20 percent of women would give up sex for Facebook

With the addictive nature of Facebook growing with more personal information being shared on the social network, some women would ditch their partners to peruse the latest batch of status updates rather than spend time in the bedroom.

In a survey of over 2,000 women conducted by Cosmopolitan magazine, one in five women would rather give up sex for a week than giving up all the time spent on Facebook checking up on the lives of friends. Adding to that figure, about 57 percent of the female respondents would rather hang onto their computer than give it up for a week just to have sex and 50 percent would do the same with their mobile smartphone. However, 80 percent of the group would easily give up their favorite television shows for a week and 70 percent would stop texting over a mobile phone for a week to continue having sex.

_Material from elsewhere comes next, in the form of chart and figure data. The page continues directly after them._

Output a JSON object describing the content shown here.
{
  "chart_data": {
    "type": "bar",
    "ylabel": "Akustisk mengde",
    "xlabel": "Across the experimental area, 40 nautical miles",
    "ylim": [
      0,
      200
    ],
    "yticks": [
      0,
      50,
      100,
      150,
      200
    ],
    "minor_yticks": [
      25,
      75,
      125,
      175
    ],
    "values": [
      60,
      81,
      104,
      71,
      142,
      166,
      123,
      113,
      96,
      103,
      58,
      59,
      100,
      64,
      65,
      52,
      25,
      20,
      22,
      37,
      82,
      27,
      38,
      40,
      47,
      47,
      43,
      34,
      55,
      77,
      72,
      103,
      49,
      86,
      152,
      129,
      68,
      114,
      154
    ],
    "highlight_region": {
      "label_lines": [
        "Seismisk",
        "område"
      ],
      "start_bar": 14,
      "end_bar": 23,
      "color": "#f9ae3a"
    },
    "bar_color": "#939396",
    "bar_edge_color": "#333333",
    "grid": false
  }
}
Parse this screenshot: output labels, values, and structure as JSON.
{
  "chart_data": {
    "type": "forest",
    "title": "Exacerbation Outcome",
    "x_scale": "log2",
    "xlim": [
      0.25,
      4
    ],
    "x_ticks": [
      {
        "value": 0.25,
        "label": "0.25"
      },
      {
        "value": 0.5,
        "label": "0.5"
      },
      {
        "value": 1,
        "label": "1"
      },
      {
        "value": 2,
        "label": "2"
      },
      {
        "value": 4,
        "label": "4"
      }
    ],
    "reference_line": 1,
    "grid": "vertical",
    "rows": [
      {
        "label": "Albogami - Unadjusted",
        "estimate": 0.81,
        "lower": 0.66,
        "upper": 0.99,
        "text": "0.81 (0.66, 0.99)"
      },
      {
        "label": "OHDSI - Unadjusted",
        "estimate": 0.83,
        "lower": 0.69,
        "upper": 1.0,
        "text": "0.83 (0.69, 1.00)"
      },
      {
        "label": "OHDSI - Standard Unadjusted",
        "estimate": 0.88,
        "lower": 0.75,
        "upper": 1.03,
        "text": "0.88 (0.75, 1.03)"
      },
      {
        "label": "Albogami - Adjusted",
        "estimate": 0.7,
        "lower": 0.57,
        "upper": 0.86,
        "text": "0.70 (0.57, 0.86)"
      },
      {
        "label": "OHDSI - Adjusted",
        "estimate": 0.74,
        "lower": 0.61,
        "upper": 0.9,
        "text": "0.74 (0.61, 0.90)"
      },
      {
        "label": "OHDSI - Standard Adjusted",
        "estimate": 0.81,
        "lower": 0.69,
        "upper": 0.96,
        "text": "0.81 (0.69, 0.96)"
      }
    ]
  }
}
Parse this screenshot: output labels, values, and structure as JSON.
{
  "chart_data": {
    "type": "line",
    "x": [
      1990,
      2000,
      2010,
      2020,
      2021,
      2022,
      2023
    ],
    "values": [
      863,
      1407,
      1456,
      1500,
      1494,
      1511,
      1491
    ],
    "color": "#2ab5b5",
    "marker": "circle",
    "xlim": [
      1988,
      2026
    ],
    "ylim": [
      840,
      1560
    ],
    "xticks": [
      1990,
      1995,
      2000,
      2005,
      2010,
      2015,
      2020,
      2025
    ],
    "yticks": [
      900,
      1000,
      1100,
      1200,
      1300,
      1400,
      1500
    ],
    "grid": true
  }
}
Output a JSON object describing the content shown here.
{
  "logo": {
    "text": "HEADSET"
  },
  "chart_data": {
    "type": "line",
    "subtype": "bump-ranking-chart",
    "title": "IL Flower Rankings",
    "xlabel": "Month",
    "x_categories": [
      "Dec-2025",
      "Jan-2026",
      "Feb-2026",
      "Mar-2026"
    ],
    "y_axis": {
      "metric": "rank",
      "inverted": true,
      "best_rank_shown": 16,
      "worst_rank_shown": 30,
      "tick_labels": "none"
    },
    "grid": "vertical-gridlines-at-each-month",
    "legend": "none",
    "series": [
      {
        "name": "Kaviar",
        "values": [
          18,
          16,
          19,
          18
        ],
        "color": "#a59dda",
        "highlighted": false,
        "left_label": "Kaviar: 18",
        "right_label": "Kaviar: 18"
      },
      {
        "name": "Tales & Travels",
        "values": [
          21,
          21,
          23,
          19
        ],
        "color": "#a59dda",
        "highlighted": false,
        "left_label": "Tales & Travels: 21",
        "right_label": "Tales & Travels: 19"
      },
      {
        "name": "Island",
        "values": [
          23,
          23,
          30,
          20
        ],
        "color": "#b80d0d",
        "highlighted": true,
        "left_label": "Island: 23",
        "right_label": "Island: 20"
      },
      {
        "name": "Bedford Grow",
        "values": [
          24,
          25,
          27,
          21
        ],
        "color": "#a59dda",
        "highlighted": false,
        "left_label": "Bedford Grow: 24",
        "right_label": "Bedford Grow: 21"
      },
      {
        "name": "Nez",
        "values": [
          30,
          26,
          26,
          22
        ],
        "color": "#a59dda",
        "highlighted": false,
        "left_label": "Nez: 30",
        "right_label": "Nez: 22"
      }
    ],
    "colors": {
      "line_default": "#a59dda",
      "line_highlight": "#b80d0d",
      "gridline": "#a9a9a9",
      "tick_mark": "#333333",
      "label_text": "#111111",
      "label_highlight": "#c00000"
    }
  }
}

A recent Telenav study in August 2011 found that one-third of Americans wouldn’t give up their smartphones for a week to continue having sex. Combine that with the Cosmopolitan survey and that percentage is likely skewed upwards due to more females over men ditching sex to hang onto their smartphone. Over vices and activities that ranked over 50 percent in that Telenav study included exercise, caffeine, chocolate and alcohol; all of which would easily be halted for a week to continue using a mobile phone. Another study from the presentation creating SlideRocket found that nearly one out of four people would give up sexual relations if that meant being able to avoid another boring PowerPoint presentation while in an office meeting.

Even more extreme, a Kelton Research study conducted during June 2011 found that 25 percent of college students would give up dating and sex for an entire year if they could ditch purchasing and lugging around heavy textbooks. The alternative would be in the form of digital textbooks through devices like the Kindle. Seventy percent of the group preferred the idea of digital textbooks over the paper alternative and over half of the group claimed that it would make studying more efficient.